Inverse LaPlace Transform help

[lpau001]

Homework Statement

Use the First Shifting Theorem (translation on the s axis) to find f(t).

L^-1[(2s-1)/(s²(s+1)³]

Homework Equations

The Attempt at a Solution

This is going to take forever.. Can we assume that I am putting the L^-1 all over the place?

[(2s-1)/(s^2(s+1)^3)] = [(2(s+1)-3)/(s^2(s+1)^3)] */ on this step I don't know how to change the s^2 in the denominator to an (s+1)^2 form.. do I need too? /*

[(2[STRIKE](s+1)[/STRIKE])/(s^2(s+1)^{[STRIKE]3[/STRIKE]2})] - [3/(s^2(s+1)^3)]

Then using partial fractions */ This is where I get confused /*
(As+B)/(s^2) + C/(s+1) + (Ds+E)/(s+1)^2 = (2s-1)/(s^2(s+1)^3)

solving coefficients (after a lot of math)
A=5 B=-1 C=-3 D=-2 E=-6

Putting coefficients back into problem..
(5s-1)/s^2 + (-3)/(s+1) + (-2s-6)/(s+1)^2

Attempted solution..
[(5s)/(s^2) - (1)/(s^2)] + [-3/s|s+1] + [-2s/s^2|s+1] + [-4/s^2|s+1]

I get...
5 - t - 3e^-t - 2e^-t - 4te^-t

Which is wrong.

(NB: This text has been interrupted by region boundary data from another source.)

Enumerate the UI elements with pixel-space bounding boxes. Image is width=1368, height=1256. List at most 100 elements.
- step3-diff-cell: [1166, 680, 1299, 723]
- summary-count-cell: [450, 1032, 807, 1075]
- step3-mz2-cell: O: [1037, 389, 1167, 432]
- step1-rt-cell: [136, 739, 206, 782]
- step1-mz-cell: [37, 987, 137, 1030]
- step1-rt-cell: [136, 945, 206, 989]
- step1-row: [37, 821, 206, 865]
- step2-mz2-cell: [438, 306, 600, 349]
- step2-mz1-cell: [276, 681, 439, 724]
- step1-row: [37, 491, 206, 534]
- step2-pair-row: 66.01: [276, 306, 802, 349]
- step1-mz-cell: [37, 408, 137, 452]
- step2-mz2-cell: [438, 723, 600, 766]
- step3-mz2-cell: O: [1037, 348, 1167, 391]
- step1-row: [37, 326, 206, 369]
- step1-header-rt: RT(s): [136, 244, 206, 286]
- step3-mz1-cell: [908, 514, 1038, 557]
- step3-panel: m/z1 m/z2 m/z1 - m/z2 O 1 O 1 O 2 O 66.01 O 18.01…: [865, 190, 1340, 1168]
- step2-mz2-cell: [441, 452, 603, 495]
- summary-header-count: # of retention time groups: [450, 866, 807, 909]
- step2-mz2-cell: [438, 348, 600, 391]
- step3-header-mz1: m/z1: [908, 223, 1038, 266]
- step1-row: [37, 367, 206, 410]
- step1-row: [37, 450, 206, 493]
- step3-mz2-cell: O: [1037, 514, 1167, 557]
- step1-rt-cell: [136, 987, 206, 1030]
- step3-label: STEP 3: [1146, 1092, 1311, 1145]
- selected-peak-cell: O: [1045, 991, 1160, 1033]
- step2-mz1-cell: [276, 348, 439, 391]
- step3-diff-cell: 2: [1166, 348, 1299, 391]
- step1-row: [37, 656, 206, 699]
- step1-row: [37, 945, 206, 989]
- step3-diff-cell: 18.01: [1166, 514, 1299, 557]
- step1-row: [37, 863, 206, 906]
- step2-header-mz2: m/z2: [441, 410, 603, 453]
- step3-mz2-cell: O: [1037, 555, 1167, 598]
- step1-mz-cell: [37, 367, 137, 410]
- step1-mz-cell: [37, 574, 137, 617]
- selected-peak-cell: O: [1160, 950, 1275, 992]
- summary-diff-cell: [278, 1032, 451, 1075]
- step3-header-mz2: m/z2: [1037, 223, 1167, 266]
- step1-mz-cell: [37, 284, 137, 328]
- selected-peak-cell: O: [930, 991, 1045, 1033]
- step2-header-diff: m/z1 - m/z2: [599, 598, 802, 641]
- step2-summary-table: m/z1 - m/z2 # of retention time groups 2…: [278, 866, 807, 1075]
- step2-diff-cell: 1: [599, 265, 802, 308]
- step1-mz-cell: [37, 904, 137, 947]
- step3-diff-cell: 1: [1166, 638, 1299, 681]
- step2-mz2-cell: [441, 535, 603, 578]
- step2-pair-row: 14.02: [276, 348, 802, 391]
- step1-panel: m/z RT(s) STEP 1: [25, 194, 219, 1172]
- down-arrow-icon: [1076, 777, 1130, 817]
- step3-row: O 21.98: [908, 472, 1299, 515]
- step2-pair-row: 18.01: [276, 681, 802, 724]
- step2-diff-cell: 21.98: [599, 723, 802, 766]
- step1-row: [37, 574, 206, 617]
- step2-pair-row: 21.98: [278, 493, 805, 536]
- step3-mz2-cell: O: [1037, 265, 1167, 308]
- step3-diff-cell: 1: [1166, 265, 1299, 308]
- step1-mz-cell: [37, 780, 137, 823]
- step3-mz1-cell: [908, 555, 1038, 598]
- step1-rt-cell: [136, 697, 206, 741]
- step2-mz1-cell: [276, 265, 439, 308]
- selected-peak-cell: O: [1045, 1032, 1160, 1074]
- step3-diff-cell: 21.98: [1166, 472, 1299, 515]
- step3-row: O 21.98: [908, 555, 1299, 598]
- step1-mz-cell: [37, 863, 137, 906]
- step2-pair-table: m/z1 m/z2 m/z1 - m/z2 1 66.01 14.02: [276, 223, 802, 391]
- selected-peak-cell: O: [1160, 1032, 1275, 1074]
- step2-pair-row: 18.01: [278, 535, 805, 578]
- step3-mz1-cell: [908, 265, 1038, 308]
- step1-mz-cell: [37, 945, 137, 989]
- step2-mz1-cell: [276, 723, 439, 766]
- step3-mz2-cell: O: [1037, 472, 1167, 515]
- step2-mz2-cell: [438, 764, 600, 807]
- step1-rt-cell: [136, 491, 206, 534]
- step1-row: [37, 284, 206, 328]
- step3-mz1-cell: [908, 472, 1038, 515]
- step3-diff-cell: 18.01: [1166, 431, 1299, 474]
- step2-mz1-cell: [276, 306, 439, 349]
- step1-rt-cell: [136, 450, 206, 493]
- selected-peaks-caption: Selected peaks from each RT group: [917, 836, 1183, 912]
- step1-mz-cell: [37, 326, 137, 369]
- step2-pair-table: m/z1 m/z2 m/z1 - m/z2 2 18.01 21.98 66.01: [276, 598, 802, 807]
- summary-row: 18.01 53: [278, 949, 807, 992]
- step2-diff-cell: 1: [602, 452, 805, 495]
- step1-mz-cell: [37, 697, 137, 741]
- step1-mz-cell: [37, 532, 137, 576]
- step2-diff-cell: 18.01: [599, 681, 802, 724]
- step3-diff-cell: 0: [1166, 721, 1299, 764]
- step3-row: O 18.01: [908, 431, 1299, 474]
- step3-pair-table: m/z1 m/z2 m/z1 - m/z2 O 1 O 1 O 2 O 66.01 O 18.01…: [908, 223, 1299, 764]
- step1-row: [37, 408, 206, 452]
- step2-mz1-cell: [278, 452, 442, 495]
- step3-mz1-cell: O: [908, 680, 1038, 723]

I'm close, kinda, I believe I erred in my partial fractions set up, but any help would be so nice.. Thanks PF.

 

[vela]

You want to expand it as

\frac{2s-1}{s^2(s+1)^3} = \frac{A}{s}+\frac{B}{s^2}+\frac{C}{s+1}+\frac{D}{(s+1)^2}+\frac{E}{(s+1)^3}

Hopefully, you can see the pattern. You should find A=5, B=-1, C=-5, D=-4, and E=-3. The first two terms are unshifted, so you can just look them up in a table. The latter three terms are shifted by 1, so you can apply the theorem to figure out what they correspond to in the time domain.

 

[lpau001]

I see now! Thank you very much, Vela! I think I see the pattern for the Partial Fractions set up.

If you have a factor in the denominator like.. x^3, you break it up into x, x^2, and x^3. Thank you for the help!